採れたて本!【海外ミステリ#42】

海外ミステリにポッドキャストが登場することが珍しくなくなってきた。ホリー・ジャクソンのシリーズ第二弾『優等生は探偵に向かない』は、第一弾の事件のことを主人公のピップがポッドキャストで配信しているという設定から幕を開けるし、海外ドラマ「ポーカー・フェイス」にはポッドキャスターが重要な役割を果たすエピソードがある。背景には外国における犯罪実録系ポッドキャストの隆盛があるだろう。日本でも上出遼平の「健康チャンネル」(YouTube)や「UNCOVER 新章 未解決事件現地調査」など、ポッドキャスト等のプラットフォームを利用したものが出ているので、そう遠くない景色なのかもしれないが。
ヨルン・リーエル・ホルストとヤン゠エーリク・フィエルのコンビによる合作『クライムキャスト Vol.1 届かなかった叫び』は、まさにそんなポッドキャスターの一人語りから始まる。題材は十五年前、小さな町で失踪してしまった七歳の少女。個人的な体験も交えながら語られるその事件の話に引き込まれ、地元紙の臨時記者、マチルデ・ヴォルはさっそく次のエピソードを聞こうとするが、エピソードは1話目しか配信されていなかった。マチルデはポッドキャスターであるマルクス・ヘーゲルに連絡を取り、問い合わせをするが……。

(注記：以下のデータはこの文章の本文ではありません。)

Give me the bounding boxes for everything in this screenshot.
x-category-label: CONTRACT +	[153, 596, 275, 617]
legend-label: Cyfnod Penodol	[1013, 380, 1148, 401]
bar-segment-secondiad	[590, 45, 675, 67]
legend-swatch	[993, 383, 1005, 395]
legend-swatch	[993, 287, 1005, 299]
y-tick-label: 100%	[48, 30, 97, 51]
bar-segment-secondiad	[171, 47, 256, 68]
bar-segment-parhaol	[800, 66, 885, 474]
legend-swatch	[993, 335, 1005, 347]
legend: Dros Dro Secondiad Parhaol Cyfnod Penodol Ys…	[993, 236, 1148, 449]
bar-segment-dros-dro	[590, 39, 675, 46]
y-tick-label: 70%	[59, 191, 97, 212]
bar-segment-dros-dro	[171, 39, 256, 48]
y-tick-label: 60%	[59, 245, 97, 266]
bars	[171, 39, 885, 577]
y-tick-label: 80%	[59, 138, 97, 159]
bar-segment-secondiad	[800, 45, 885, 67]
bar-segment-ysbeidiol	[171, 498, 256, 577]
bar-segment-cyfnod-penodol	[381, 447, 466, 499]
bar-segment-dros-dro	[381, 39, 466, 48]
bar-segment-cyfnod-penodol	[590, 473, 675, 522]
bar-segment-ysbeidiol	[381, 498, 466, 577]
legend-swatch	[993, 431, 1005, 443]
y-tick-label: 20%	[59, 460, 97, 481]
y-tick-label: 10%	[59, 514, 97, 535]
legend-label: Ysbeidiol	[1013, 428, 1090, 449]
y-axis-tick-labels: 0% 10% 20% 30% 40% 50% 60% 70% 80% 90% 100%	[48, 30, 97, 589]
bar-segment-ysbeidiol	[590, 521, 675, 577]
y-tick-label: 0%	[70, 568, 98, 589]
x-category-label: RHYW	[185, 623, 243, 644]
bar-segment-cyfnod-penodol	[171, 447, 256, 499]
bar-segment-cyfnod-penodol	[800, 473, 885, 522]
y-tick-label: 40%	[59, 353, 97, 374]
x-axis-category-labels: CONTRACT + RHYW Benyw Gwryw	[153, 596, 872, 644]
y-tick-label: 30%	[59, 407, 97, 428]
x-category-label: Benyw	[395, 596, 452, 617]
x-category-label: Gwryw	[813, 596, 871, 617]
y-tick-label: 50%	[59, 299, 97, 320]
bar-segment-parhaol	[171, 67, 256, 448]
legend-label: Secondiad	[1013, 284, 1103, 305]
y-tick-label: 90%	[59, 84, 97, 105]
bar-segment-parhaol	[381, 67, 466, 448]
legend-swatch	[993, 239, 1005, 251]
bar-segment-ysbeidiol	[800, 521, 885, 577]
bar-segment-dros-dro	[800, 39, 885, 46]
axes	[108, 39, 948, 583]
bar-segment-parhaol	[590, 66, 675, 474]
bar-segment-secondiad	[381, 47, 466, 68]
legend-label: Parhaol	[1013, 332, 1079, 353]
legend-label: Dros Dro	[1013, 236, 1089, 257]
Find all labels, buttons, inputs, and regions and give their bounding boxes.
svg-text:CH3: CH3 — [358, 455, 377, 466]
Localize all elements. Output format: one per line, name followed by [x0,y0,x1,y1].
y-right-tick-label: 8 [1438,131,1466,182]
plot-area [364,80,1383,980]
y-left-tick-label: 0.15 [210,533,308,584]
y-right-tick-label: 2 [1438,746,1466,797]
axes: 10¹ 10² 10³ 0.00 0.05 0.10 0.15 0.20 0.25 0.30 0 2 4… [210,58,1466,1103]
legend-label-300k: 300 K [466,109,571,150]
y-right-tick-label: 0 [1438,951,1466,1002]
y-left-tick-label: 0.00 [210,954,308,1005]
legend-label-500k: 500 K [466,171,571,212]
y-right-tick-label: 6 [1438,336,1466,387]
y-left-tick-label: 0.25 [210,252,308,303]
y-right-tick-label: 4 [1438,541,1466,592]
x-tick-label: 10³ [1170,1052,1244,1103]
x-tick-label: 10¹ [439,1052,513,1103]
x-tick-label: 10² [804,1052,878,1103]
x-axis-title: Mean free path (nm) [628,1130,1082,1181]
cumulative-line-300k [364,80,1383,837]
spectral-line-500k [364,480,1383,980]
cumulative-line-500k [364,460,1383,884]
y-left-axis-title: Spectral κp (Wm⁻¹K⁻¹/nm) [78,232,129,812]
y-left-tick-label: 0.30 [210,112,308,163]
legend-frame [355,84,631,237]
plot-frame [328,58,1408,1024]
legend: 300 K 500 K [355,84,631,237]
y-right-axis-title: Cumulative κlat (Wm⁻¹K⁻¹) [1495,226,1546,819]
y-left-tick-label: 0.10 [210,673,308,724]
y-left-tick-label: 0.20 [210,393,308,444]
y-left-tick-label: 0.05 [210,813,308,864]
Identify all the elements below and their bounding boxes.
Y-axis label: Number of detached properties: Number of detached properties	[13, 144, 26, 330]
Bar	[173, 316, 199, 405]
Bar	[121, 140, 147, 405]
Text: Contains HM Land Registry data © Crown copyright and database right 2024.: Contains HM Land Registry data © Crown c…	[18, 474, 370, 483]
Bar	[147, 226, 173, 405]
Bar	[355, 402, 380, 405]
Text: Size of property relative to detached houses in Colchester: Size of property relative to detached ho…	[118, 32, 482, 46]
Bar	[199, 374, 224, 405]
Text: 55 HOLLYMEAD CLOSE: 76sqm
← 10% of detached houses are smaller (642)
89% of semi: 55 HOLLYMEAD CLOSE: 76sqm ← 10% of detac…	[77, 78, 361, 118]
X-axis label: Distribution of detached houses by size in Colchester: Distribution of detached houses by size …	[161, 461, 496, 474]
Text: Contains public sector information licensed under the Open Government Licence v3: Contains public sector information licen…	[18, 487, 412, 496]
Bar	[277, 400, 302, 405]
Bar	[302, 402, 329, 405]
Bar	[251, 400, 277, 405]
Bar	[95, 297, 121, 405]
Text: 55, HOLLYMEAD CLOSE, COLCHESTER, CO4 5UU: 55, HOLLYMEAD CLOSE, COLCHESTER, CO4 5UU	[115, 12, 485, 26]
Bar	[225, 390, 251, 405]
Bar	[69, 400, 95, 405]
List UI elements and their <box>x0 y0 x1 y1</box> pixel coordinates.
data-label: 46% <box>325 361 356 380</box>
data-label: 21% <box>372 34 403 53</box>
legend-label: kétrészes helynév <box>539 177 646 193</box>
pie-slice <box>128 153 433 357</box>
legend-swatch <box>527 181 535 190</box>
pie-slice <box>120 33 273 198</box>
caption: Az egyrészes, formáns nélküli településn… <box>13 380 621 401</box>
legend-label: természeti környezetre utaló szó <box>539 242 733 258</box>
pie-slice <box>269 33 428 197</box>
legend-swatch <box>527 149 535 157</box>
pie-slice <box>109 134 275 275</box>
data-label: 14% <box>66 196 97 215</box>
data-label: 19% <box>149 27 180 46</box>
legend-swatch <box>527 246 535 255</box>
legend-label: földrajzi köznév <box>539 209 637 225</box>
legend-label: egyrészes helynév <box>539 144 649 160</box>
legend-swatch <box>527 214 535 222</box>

二人の作家による合作ではあるのだが、未解決事件という題材には、著者の一人ヨルン・リーエル・ホルストの意向が強く反映されているように思える。小学館文庫で邦訳された『カタリーナ・コード』に始まる警部ヴィスティングを主人公とした四作は〈未解決事件四部作〉と呼ばれていた通り、全てが未解決事件を扱ったものだった(警部ヴィスティングシリーズは十作以上の長期シリーズで、この四部作はシリーズ内シリーズのような扱いだった)。警察官だったホルストは、重大事件が未解決のままになった経験があり、このような悲劇を放置しておけないとこのテーマを繰り返し取り上げている。まさに作家にとっての中心的主題なのだ。
フィエルという合作の相棒については、日本で他の邦訳がない。合作としてどのように分担して作ったか(執筆も共同で行っているのか、章ごとに分けているのか、どちらかはプロット提供だけかなどなど)は想像するしかないが、未解決事件を題材とした重い作風でありながら、思わぬ角度から新情報が次々もたらされるサスペンスフルな語りは、合作によって生まれた相乗効果かもしれない。マチルデとマルクス、二人の視点を置いているのもいい(これは〈警部ヴィスティング〉でも父と娘という形で使われていた技法だが)。
このマルクスには、とある事件で服役囚となったフランクという父がおり、彼の人物造形や関係性なども謎めいていて大いに読ませる。「Vol.1」とうたわれている通り、メインの事件は片が付くものの、マルクスとフランクの物語はまだまだ先が気になるところで幕が引かれる。最強タッグによる、静かで滋味深く、しかしサスペンスフルな新シリーズの開幕だ。